I work out with a heart rate monitor, so my low intensity intervals aren't based upon a fixed time but upon falling heart rate. (I let the HR fall to about 120 and then I go hard again)
Link Posted: 11/18/2018 9:12:33 PM EDT
[#7]
1500-1800 calories daily for a 190lb man seems very low.  How long have you been at this intake level?  Cutting calories too much leads to loss of lean body mass and a further decrease in metobolic rate.  I would suggest decreasing the amount of cardio and adding some resistance/strength training.  
For context I am 40, 190lb and currently consuming 2500-2800 calories daily and losing weight at a rate of approximately 0.5-1lb weekly.
Link Posted: 11/19/2018 10:31:20 PM EDT
[#8]
Discussion ForumsJump to Quoted PostQuote History
Quoted:
Right on. Yup. I know. I lost 70 lbs last year doing keto and have kept it off. I weigh 190 and want to get to 175. I still have a little fat below my belly button that I want to lose.  I do intermittent fasting and eat once per day (dinner).Currently I am on a lazy keto diet with my carbs in the 30-50 g range per day. I consume between 1500-1800 calories per day depending on what I eat for dinner and if I have something other than soda water to drink with it.

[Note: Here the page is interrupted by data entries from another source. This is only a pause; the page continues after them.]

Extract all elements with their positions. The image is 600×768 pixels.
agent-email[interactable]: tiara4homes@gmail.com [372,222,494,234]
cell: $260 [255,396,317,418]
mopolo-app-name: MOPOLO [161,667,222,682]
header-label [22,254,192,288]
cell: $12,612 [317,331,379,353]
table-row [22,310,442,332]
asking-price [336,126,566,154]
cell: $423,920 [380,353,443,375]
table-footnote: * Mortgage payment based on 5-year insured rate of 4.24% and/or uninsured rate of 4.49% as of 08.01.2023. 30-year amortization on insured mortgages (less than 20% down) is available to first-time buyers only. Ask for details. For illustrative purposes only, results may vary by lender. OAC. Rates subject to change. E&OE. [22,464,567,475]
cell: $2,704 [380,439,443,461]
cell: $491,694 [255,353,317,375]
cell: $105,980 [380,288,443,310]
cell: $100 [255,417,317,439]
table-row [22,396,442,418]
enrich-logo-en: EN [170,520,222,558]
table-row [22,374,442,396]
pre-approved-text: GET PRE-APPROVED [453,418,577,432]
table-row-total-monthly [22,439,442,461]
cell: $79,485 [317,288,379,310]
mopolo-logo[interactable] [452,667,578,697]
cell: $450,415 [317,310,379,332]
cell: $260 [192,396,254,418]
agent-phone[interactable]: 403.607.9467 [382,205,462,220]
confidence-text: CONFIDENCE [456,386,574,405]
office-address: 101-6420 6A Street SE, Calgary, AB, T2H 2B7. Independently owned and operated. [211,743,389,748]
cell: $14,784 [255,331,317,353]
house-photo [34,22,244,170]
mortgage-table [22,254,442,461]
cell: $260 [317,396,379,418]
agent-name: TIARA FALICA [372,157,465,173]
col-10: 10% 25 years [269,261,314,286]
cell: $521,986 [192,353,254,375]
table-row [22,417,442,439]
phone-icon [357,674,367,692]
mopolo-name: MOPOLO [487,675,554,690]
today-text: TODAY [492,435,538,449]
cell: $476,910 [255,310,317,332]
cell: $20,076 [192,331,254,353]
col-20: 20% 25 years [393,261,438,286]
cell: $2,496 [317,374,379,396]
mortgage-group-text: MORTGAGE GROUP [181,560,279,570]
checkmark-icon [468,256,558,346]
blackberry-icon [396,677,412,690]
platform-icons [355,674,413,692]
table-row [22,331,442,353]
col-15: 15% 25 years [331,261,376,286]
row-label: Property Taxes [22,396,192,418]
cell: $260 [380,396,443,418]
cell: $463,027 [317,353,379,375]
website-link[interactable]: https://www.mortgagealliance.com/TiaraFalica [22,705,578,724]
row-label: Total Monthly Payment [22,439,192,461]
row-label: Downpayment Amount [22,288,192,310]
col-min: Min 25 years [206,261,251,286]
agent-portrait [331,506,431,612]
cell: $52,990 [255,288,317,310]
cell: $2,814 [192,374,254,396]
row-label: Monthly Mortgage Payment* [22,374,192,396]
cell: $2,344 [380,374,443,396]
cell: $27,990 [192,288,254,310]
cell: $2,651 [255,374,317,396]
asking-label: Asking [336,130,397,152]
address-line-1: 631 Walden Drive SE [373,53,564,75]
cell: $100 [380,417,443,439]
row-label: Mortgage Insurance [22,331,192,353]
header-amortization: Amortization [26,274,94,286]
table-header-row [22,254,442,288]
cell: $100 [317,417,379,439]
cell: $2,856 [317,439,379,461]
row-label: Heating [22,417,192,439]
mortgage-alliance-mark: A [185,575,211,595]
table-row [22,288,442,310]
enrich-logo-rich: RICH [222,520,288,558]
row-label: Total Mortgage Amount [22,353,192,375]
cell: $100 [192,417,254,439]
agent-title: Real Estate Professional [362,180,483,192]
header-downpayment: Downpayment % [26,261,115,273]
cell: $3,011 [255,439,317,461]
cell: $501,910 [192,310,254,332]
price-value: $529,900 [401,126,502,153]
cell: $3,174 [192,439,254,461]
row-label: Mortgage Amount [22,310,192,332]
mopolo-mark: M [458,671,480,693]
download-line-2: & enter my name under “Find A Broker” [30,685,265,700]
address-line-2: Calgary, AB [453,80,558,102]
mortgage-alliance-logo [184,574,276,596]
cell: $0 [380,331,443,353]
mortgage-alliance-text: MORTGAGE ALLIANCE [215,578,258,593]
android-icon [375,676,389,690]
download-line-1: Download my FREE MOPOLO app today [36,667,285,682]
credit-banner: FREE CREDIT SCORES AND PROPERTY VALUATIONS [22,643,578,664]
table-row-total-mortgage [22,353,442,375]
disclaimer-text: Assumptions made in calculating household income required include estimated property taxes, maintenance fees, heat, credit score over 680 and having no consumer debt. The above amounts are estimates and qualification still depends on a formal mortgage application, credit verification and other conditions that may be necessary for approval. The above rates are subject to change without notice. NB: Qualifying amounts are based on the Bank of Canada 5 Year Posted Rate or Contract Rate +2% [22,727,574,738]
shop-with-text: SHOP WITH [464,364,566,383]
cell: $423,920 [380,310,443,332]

Eta: a 6 mile run or 65 mins on the elliptical should burn 800-1000 calories, roughly, right?
View Quote
Congratulations!  That is some good work you've done, and I bet you feel 1000% better!
Link Posted: 11/19/2018 10:49:57 PM EDT
[#9]
Did a 5.25 mile walk today and checked my pulse 2x both times I was right at 118-120 bpm. I'm going to mix in these workouts with my cardio and see how it goes.
Link Posted: 11/20/2018 10:05:07 AM EDT
[#10]
Some how I managed to drop 99.5 pounds by the food I ate with doing no exercise.
Exercise just reduces your time before needing joint replacements.
Link Posted: 11/20/2018 7:27:33 PM EDT
[#11]
Discussion ForumsJump to Quoted PostQuote History
Quoted:

you burn the most calories and fat at 60-70% of your max heart rate

https://www.healthline.com/health/fitness-exercise/fat-burning-heart-rate
View Quote
Not true.

If you believe in the value of monitoring HR and using it to guide training, it's because you believe that the higher your heart rate, the more work per unit time you are doing i.e. the more calories you are burning.  So, you don't "burn the most calories" at 60-70% of max HR.

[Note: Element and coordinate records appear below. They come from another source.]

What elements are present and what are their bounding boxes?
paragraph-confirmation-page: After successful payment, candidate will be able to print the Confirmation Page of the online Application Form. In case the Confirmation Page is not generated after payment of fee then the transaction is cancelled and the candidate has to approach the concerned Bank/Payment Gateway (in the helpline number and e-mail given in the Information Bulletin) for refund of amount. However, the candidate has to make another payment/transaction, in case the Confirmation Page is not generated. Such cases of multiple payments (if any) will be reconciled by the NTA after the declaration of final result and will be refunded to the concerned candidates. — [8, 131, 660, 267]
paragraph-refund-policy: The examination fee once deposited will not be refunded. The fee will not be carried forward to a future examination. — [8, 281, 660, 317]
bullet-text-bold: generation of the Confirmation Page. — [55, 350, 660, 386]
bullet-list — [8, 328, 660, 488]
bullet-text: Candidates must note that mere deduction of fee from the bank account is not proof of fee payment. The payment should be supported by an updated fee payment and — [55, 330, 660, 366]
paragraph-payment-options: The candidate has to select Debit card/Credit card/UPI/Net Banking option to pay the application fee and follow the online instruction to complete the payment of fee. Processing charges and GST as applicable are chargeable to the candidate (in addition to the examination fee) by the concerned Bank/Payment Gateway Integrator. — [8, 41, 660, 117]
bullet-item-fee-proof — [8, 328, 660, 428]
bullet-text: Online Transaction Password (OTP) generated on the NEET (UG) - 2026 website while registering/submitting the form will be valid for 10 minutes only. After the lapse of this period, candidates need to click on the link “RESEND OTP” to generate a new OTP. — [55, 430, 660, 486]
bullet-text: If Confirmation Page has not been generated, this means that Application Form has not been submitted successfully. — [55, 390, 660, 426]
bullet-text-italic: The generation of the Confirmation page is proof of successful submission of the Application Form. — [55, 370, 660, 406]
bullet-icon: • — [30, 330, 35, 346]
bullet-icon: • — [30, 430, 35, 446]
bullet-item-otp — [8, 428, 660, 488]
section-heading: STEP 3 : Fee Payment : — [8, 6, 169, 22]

Generally, the lower the HR, the higher the percentage of energy is coming from aerobic metabolism of free fatty acids.  Generally, the higher the HR, the more calories one is burning.

When I see "FAT BURNING ZONE", it indicates an intensity where a high percentage of calories are coming from fat,  but that doesn't mean that you are burning the most fat calories possible.  The analogy is "you can have 80% of what's in my wallet or 10% of what's in my savings account".

In any case, since the body replenishes muscle glycogen - the energy substrate when intensity exceeds the ability of aerobic metabolism to sustain the work load - it's not clear that going artificially easy accelerates weight loss.  In fact, many here have posted evidence that doing HIIT, which is the opposite of FATBURNINGZONE leads to better weight loss.

Do some strength work, do some high intensity endurance, and do some low intensity endurance to optimize health, but diet trumps all.